When to start playing soccer is not as important as you might think. Unlike gymnasts or figure skaters, good high school and college soccer players did not start playing organized soccer until they were 9 or 10 years old.
Coaches are seeing more players sign up. This is especially true in cities that will host the World Cup, where people are excited about soccer and signing their kids up to play.
How to Plan Your 2026 FIFA World Cup Trip: Amazing Fan’s Guide to Navigating Host Cities
The Future of Youth Soccer Growth Beyond the World Cup
What’s different this time is that youth soccer growth in America was already accelerating before the opening match was played. The 2026 tournament is happening in the heart of the domestic outdoor season, on home soil, with a fan base that’s been building momentum for three straight years. If clubs, schools, and local leagues can absorb the new demand—more fields, more affordable options, more bilingual outreach—there’s a real chance this becomes the moment soccer finally cements itself as a top-tier youth sport in the U.S., not just a seasonal curiosity.
FAQs About Youth Soccer Growth in America
Why is youth soccer growing so fast in America? A combination of factors is driving it: record national participation numbers, the arrival of Lionel Messi in MLS, surging Hispanic community involvement, and anticipation around the 2026 World Cup being played on U.S. soil for the first time since 1994.
What age group is driving youth soccer growth the most?
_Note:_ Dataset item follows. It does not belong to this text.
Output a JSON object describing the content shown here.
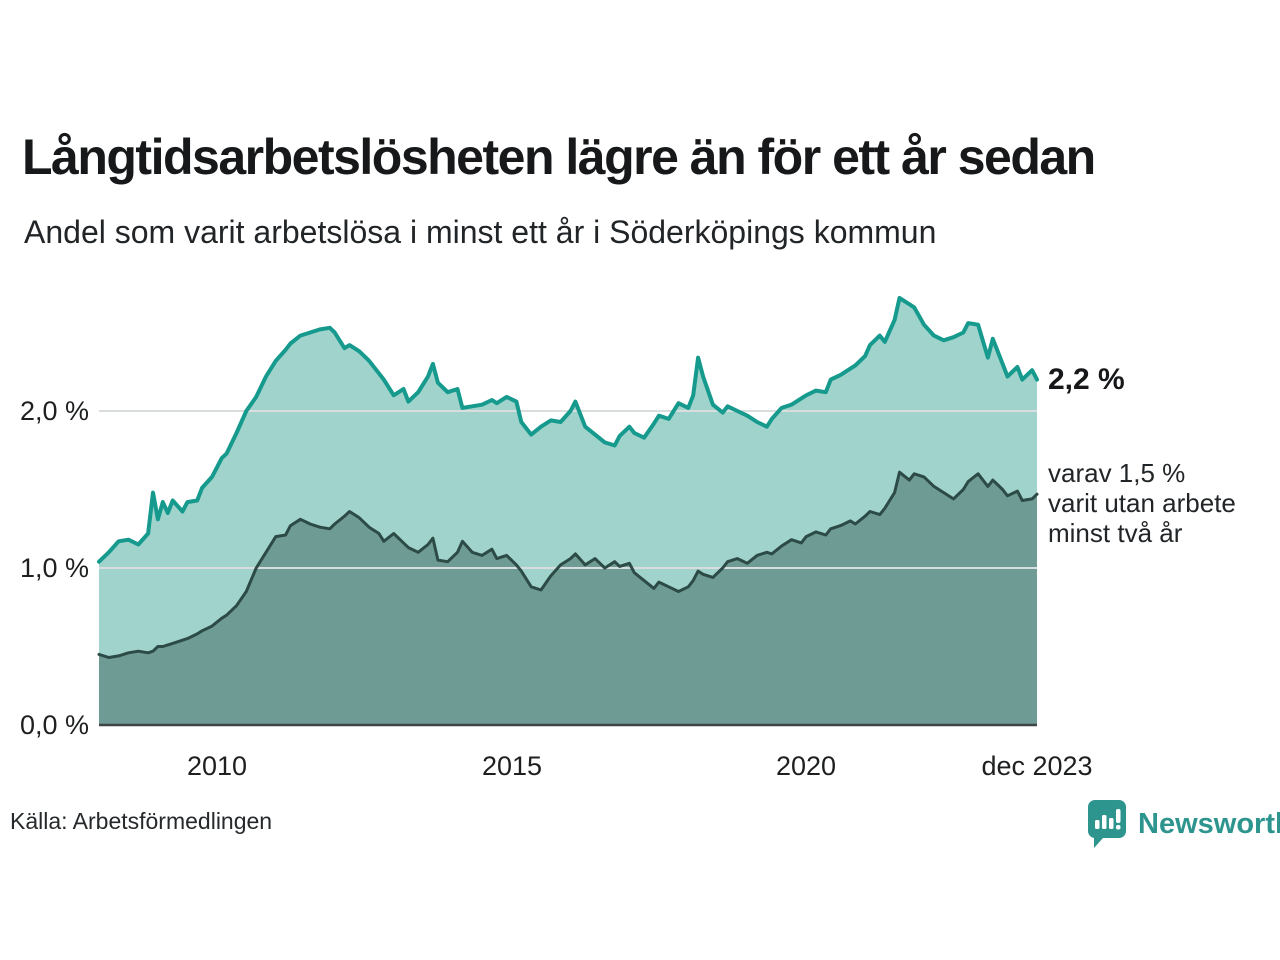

Kids ages 6–12 remain the largest single age group playing outdoor soccer in the U.S., with 5.5 million participants. Adults aged 35–54 are also re-entering the sport at historic rates.
Did Messi really cause youth soccer growth in the US? His arrival at Inter Miami in 2023 coincided with a roughly 5% increase in new youth team registrations and a massive spike in public interest, though broader factors like the World Cup and demographic shifts are also major drivers.
Is soccer more popular than football for American kids now? Not yet by total numbers, but the gap is narrowing. Soccer still leads flag football among kids 6–12, though that lead has shrunk significantly since 2012 as flag football expands rapidly.
How is the 2026 World Cup affecting youth soccer growth? Interest in following the tournament rose from 24.4% of Americans in February 2026 to 34.4% by May. Searches for “where to play soccer” hit record highs in 2025, well before kickoff, suggesting real participation interest, not just viewership.
Are girls part of the youth soccer growth trend? Yes, and arguably leading it. Female participation grew 65.5% from 2018 to 2025, nearly double the growth rate among boys over the same period.
What’s the biggest barrier to youth soccer growth in America? Cost and access. Club soccer fees and travel costs disproportionately affect lower-income families, and field availability hasn’t kept pace with rising demand in many growing metro areas.
Final Whistle: The Youth Soccer Growth Wave Is Just Getting Started
Youth soccer growth in America isn’t a flash-in-the-pan reaction to one World Cup or one superstar signing. It’s a multi-year trend built on record participation, a more diverse base of new players, and a generation of girls and boys who see soccer as a normal, mainstream choice — not an alternative to “real” American sports.
The 2026 World Cup will be the loudest moment in this story, but it won’t be the only one. Whether this growth becomes a permanent shift or a temporary spike depends on what happens at the local level: affordable leagues, available fields, and clubs willing to meet new families where they are. The data says the appetite is already there. Now it’s up to the soccer community to keep up with it.